A Voice from the Eastern Door

The Dish With One Spoon

Continued from last week

4 Strings Wampum

(Simcoe Papers II, 131)

By the 1840’s, other indigenous nations were also using the Dish With One Spoon as a means of resolving their land issues. In November 1886, the Chippewa of the Thames and the Munceys of the Thames were involved in a dispute over lands the Munceys had occupied in Southwestern Ontario. Chief William Waddilove of the Muncey Delaware’s described how his people had come into the country in the late 1700’s, and said:

Our forefathers ever since they came to this country had always been on friendly terms with the Ojibway, and were made to understand that they have equal rights with the Chippewa to the land, and also eating out of the same bowl, which meant that the produce of the land was held in common.

(Indian Affairs File 471-3-11-1)

On January 23, 1864, the local Indian Superintendent on Manitoulin Island reported on a meeting of the Chiefs of the Island. Wakegijik, one of the Chiefs of the eastern community, Wikwemikong, had said:

My friends, we want to eat out of one dish as it were-we do not wish to break a part of it to give away. All of us, who met together at Grand Council there, agreed that we should eat out of one dish.

(NAC, RG10, D-124, p. 191, 343-45)

In 1887, Skanawati (John Buck) was the keeper of the wampum at the Grand River Territory. His reading of the Dish With One Spoon was recorded by Dr. David Boyle of Toronto:

The fire keeper told the first belt, all white except for a round purple patch in the center. This represents all the Indians on the continent. They have entered into one great league and contract that they will all be one and have one heart. The pot in the center is a dish of beaver, indicating that they will have one dish and what belongs to one will belong to all.

(Ontario Archaeological Report, 1928, p. 51)

The Dish With One Spoon is an example of a principle of the Great Law of Peace that has been accepted by other aboriginal nations, through treaties with the Haudenosaunee.
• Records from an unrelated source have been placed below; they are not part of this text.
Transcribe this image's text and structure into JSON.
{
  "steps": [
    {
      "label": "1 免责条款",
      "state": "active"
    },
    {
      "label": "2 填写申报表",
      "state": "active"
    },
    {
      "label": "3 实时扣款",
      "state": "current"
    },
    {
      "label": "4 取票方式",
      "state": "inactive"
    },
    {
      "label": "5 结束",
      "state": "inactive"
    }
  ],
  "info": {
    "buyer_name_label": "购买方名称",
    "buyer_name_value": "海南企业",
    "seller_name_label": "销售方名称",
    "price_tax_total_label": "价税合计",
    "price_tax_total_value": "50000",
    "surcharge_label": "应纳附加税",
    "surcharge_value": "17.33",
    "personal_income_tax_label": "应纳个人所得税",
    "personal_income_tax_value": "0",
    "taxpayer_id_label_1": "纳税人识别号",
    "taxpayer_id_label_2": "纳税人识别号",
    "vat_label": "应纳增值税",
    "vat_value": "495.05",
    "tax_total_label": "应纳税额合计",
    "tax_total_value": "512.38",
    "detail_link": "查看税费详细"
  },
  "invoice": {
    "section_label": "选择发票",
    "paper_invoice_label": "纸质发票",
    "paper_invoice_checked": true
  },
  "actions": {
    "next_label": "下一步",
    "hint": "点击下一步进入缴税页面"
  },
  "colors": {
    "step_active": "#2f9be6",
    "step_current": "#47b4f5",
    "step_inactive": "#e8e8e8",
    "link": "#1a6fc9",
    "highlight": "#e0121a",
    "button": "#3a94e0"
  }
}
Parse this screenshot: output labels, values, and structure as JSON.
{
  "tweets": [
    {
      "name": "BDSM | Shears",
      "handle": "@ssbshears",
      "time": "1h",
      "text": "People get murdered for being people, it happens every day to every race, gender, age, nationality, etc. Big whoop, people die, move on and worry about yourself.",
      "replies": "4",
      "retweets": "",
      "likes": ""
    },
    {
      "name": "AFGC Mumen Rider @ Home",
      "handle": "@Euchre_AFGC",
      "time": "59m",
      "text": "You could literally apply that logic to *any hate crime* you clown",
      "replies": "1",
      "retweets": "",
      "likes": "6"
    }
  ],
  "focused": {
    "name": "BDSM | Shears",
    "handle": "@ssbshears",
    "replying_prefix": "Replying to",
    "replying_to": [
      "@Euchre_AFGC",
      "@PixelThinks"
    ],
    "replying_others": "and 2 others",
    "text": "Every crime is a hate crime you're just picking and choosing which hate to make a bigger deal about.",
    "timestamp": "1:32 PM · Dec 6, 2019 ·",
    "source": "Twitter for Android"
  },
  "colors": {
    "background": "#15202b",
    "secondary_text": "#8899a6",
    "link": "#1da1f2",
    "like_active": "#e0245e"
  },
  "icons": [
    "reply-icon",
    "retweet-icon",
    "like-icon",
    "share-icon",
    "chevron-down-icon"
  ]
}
It is an example of the ways in which wampum is used to assist in preserving treaty commitments and principles of law. It is evidence of the way the people view the land and property rights in the land and its resources.

Though the Dish With One Spoon may have been among the first of the “treaties” between the Haudenosaunee and other indigenous nations, it was not the only one. It would be wrong to believe that there were “treaties” with the European nations, and nothing similar with the neighbors. Instead, from a Haudenosaunee pint of view, all the nations were being brought within the law, the union. The Dish With One Spoon does that for one aspect of the law. The Covenant Chain does it with another.
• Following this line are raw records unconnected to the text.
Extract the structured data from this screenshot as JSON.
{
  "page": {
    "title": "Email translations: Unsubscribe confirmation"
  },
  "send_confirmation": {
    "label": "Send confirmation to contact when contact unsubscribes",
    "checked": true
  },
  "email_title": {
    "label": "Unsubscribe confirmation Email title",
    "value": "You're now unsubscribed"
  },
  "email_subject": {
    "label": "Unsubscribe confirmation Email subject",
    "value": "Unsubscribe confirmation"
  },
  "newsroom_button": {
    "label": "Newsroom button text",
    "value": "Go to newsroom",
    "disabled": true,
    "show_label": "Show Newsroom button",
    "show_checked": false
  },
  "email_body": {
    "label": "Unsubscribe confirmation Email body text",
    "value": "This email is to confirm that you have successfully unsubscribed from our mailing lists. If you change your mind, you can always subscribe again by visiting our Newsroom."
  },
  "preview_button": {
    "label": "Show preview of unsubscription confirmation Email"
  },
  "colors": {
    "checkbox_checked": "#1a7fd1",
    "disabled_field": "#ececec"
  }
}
By the 1790’s there was a functioning “Indian Confederacy” with its Council Fire in the Ohio Valley, taking in most of the nations of the Great Lakes area, stretching far in all directions. The Council at which the Creeks mentioned the Dish With One Spoon was a meeting of that Confederacy. As the Euro-Americans increased in numbers, the indigenous nations saw the need to gather together “the people of our color”. The structure around which they focused their gathering was the Kayanerekowa.